BSB to launch plans for ‘barrister apprenticeships’


Davies: no reason not to have apprenticeships

The Bar Standards Board (BSB) is to launch a consultation this summer setting out the rule changes it needs to implement its fiercely contested training reforms, and among them will be a new route to qualification similar to solicitor apprenticeships.

It follows the regulator’s decision to open up a “limited” number of routes to undertake the training needed to become a barrister beyond taking the Bar professional training course (BPTC).

Speaking to Legal Futures, Dr Vanessa Davies, director-general of the BSB, said there was no “particular reason” for not having barrister apprenticeships, although the market would be much smaller than for solicitors.

However, Dr Davies said the “only credible” providers of an apprenticeship scheme would be big employers such as the Government Legal Service or Crown Prosecution Service, though discussions with them were yet to begin.

“The legal departments of large multi-nationals might also be interested. What we need to do is get the message out there that this is now available.

“We need a regulatory framework which permits more than one route to becoming a barrister – that’s the point.”

The proposal forms part of the BSB’s ‘Future Bar Training’ initiative, looking at how barristers should qualify in the future.

It initially consulted on three options: an evolutionary approach much the same as at present, a ‘managed pathway’ approach involving various routes to authorisation – the option preferred by the BSB – and a Bar ‘specialist’ approach which would create a new qualifying examination.

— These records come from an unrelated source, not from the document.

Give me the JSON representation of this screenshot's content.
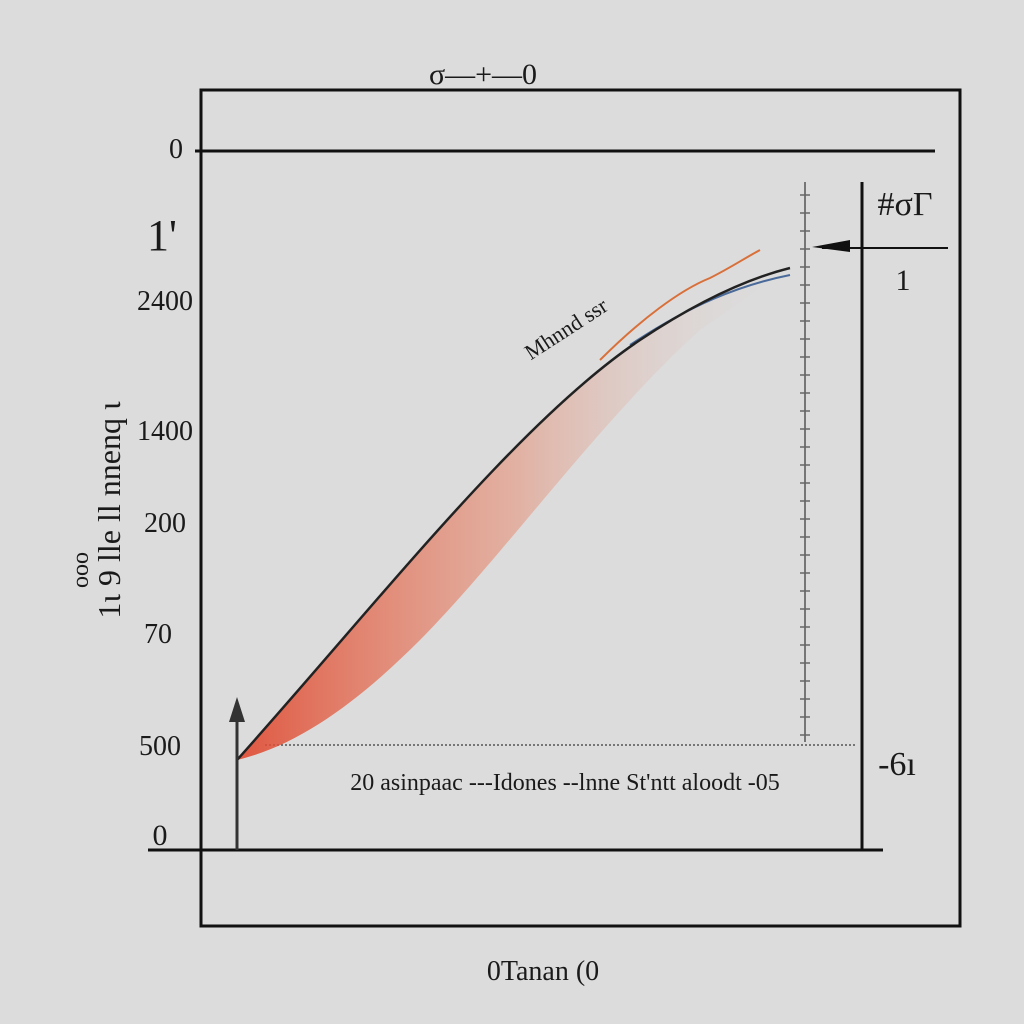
{
  "header": {
    "title": "σ—+—0"
  },
  "left_labels": [
    "0",
    "1'",
    "2400",
    "1400",
    "200",
    "70",
    "500",
    "0"
  ],
  "y_axis_label": [
    "1ɩ 9 lle ll nnenq ɩ",
    "ooo"
  ],
  "annotation": "Mhnnd ssr",
  "legend_text": "20 asinpaac ---Idones --lnne St'ntt aloodt -05",
  "right_labels": [
    "#σΓ",
    "1",
    "-6ı"
  ],
  "footer": "0Tanan (0"
}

A fourth emerged late last year, put forward by the Bar Council and Council of the Inns of Court, to break up of the BPTC into halves to reduce costs for students. The first half would consist of knowledge-based learning of procedure and evidence, which could be carried out at home.

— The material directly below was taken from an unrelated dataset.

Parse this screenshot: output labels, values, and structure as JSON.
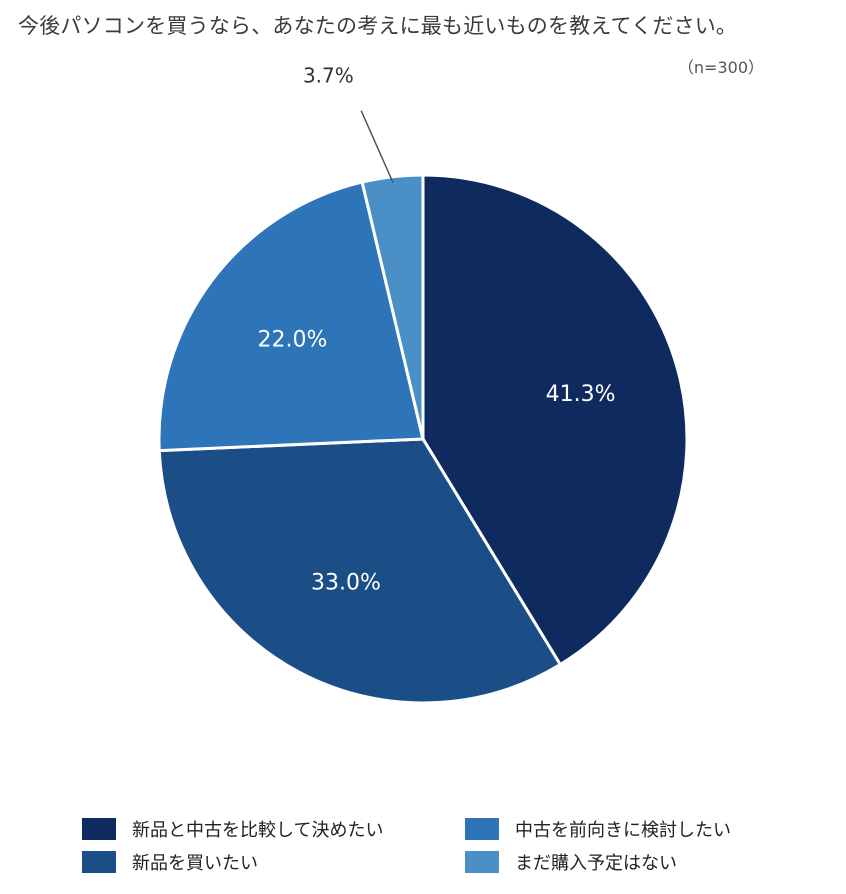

This was strongly supported in the consultation, and Dr Davies said the proposal was “very likely” to feature in this summer’s consultation. But for it to become reality, a training provider would have to come forward with a robust and viable alternative to the existing BPTC, she said.

Another proposal outlined by the BSB in a policy statement last month would allow universities to combine the BPTC with a master’s degree in law, enabling students to retain access to the student loan system.

The BSB said Northumbria University had already been granted permission to do this in an initiative described by the regulator as a “positive development”, giving students “a more widely recognised qualification”, whether or not they went on to a pupillage.

The BSB said that students who continued to take the traditional year-long BPTC could benefit from changes in the way ethics was taught and assessed.

The regulator described four models for future training – year-long BPTC with improved ethics element, new BPTC in two halves, combined BPTC with master’s degree, and the modular or apprenticeship approach – as “the only likely models which will be proposed to us for authorisation” at present.

“We agree with those respondents who have argued that having too many routes for qualifying at the Bar would offer no benefit and create confusion for both course providers and students.”

The regulator used the policy statement to kill off a number of other ideas that emerged during its work on training.

A plan to insist that barristers had achieved at least a 2:1 in their degrees before progressing to the BPTC was ditched – it will stay at a 2:2. The proposal that barristers should no longer need to be ‘called to the Bar’ by an Inn of Court was also scrapped.

The BSB said it would continue to specify the seven foundation subjects which made up a qualifying law degree and retain the Bar Course Aptitude Test.

In its business plan published last week, the regulator said it would begin work on an ‘authorisation framework’ for approving new training courses in the next three months.

Consultation on the rule changes would begin this summer, followed by a review of proposed new curriculums in the autumn and, in the first three months of next year, an application to the Legal Services Board, for permission to make the rule changes.